The Department of Homeland Security (DHS) said in May that the Georgia facility where immigrant women abused by a notorious gynecologist were held would be shuttered. It was a momentous victory for both immigrants and their advocates, who had been calling for the Irwin County Detention Center’s closure as part of justice for women traumatized by Dr. Mahendra Amin.
But despite the Biden administration’s announcement that Irwin would be closed “as soon as possible,” the Southern Poverty Law Center (SPLC) on Monday said that three months later, immigrants are still being detained at the privately run facility.

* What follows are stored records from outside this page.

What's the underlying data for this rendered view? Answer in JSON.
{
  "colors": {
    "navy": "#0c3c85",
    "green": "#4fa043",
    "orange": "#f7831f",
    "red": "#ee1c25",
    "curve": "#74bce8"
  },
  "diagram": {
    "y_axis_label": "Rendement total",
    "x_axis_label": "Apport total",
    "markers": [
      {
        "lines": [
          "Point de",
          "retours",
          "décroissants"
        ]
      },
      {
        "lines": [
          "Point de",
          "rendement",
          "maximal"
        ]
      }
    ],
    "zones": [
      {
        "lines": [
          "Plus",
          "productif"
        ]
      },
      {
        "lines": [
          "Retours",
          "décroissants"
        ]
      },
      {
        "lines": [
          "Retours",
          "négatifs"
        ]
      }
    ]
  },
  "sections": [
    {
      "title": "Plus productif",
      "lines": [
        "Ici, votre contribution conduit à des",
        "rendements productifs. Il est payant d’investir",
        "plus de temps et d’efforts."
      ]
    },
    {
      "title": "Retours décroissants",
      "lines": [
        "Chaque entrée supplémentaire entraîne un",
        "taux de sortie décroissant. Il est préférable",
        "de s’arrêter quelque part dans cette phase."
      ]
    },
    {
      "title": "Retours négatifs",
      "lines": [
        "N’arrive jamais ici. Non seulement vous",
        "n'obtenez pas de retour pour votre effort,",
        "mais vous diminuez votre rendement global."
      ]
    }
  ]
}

“Three months ago, Secretary Mayorkas ordered the closure of this facility, which has a long and well-documented history of inflicting horrific abuse and neglect on people held there,” including at the hands of Amin, SPLC Southeast Immigrant Freedom Initiative lead attorney Maura Finn said. Tina Vasquez reported for Prism that despite having settled numerous malpractice lawsuits, Immigration and Customs Enforcement (ICE) still “referred detained women to Amin for reproductive health care, along with private prison company LaSalle Corrections, which contracts with ICE to run ICDC.”
Women who subsequently spoke out about the abuses were deported, or threatened with deportation. So when Mayorkas announced in May that the administration was terminating ICE contracts for Irwin (as well as Bristol County Detention Center in Massachusetts), it was to the relief of immigrants and their advocates. At that time of that announcement, no women were being detained at Irwin. But now, according to the SPLC, there are “continuing immigration detention operations” at Irwin.
“Enough is enough,” Finn continued. “ICE must finally close this facility and those held should be released rather than transferred to yet another abusive facility—especially amid the latest COVID-19 surges happening around the country but primarily in the Southeast.”
The Biden administration is also facing a lawsuit over transfers after it moved dozens of detainees from a New Jersey facility in the dead of night, and without any word to their families or advocates. The organizations that sued noted ICE already has a history of sending immigrants to remote regions of the nation, intentionally making it harder for them to reach relatives, advocacy groups, and legal representation.
ICE transfers have also worsened the pandemic, particularly as the agency ramped up its vaccination efforts just recently. But advocates say that many detainees are being given little to no basic information about the vaccine, likely making many afraid to take it. “Often what I hear and see from patients is that there will be big, large-scale offerings, where a whole housing area will be told, ‘take it or leave it,'” epidemiologist Homer Venters recently told CBS News. “That is one approach that results in some people getting vaccinated. But there are a lot of people who just have basic questions about the vaccine, the safety or about their own health that require counseling.”